下げていた両手を前へ突き出すと大きく左右へ広げ、手の平をつきあわせて大きな柏手を一度打ち付けた。
乾いた空気の中に響いたその宣告の拍手に応じて、瑠璃の数珠が光を孕んだ。
「乱れ丸菊!」
先ほどは一輪だけ咲いて散った丸菊の破裂が、村上を囲うようにして一斉に咲き誇った。
視界を突然焼き尽くすかのように咲いた火花の塊に、村上は咄嗟に目を閉じた。
ほんの数秒──目という機能を守るために瞼の裏が視界を満ちる。その暗闇をも、炸裂する火花が赤く焼く。
その赤は──『紅葉山』の主の目の色と同じ。
薄の穂のような煤けた自分の髪とは違う、ひとの子の深い信仰で織り上げた絹のような張りのある金髪。
今この国の全ての稲荷神から刃を突きつけられ、身を守る盾も剱も手放している。
その身が流す血も涙も、誰も返り見ることなどないのだ。
そう思えば、今自分が流す血とは傷とは、なんと明瞭なものだろうか。
痛いと言って喚くことも、すがりつくことも許されるのだ。
整然と並んでいた玉砂利を弾き、小石がぶつかり合う音をかき消して、破裂音が響く。
咲いては枯れる丸菊の輪舞を受け、村上は目を開けられないまま押し出され、地に膝をついた。

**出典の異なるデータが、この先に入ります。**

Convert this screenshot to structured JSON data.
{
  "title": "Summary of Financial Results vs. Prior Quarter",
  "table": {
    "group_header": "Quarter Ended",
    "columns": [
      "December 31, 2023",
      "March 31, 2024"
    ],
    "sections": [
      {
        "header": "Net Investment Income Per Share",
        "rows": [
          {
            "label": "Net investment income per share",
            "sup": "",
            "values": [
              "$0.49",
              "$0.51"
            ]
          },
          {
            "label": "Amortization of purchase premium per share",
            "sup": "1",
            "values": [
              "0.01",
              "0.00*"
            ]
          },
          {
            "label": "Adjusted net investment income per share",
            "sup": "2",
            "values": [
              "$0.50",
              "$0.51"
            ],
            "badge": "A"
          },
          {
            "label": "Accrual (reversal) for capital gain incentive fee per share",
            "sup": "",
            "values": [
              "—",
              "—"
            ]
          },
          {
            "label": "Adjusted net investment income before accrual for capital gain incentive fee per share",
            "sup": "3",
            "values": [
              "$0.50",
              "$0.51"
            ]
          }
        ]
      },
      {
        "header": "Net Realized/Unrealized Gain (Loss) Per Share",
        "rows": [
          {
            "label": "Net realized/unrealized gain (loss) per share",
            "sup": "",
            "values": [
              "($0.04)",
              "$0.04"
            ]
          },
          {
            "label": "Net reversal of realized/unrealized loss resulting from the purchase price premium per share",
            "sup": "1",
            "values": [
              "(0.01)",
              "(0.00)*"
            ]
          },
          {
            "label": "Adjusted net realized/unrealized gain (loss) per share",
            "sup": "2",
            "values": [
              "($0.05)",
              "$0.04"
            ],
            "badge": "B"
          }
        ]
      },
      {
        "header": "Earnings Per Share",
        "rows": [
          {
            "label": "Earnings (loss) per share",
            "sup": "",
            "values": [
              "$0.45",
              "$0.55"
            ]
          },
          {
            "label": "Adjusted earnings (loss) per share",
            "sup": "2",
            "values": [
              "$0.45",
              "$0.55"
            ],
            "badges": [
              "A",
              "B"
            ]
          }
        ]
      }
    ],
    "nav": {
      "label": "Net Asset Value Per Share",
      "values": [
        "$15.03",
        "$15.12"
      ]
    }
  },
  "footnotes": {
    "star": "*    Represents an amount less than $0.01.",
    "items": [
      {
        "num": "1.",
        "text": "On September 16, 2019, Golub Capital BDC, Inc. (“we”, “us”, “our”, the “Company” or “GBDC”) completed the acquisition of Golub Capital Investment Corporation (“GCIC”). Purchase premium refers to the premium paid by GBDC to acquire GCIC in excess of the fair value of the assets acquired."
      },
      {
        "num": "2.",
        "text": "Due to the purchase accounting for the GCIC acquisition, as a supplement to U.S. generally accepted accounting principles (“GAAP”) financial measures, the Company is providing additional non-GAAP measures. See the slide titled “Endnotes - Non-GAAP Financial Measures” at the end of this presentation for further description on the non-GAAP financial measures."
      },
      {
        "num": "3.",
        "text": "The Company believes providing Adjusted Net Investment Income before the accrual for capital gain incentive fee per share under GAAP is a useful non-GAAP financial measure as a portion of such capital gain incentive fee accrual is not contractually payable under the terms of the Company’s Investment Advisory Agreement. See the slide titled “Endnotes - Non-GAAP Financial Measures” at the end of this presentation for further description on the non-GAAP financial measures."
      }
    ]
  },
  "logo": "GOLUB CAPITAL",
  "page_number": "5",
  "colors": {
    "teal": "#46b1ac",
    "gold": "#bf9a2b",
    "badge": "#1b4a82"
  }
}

乱舞が終わってやっと村上に自由が戻ってくると、瞼をあげて前方を眺める前に、肩に重いものが乗った。
それが、頬を照らす輝きの反射で剱であることを悟る。
その剱を横へ凪げば、村上の命は簡単に終わってしまう。
「久照様の豊楽殿を子狐の無用な血で汚すわけにはいかない。早く去れ」
村上は傷を負った頬を擦り、茂野の言葉を横ぎって続けた。
「私には必要な力です。諦めるわけにはいかないのです」
「傷の手当てをせねば死を招くぞ」
「死にたくはございませんね。そうです……死にたくはね……」
村上は笑っていた。
自然と笑みがこぼれた。
常時であれば特に気を止めるほどのことではないが、茂野にはその笑みが異常に映った。
痛みや、死が恐ろしくはないのだろうか。
やはり『紅葉山』出自のものはどこかおかしい。
場を塗り替えていた殺伐とした気配が消えたことで、村上は眉を寄せた。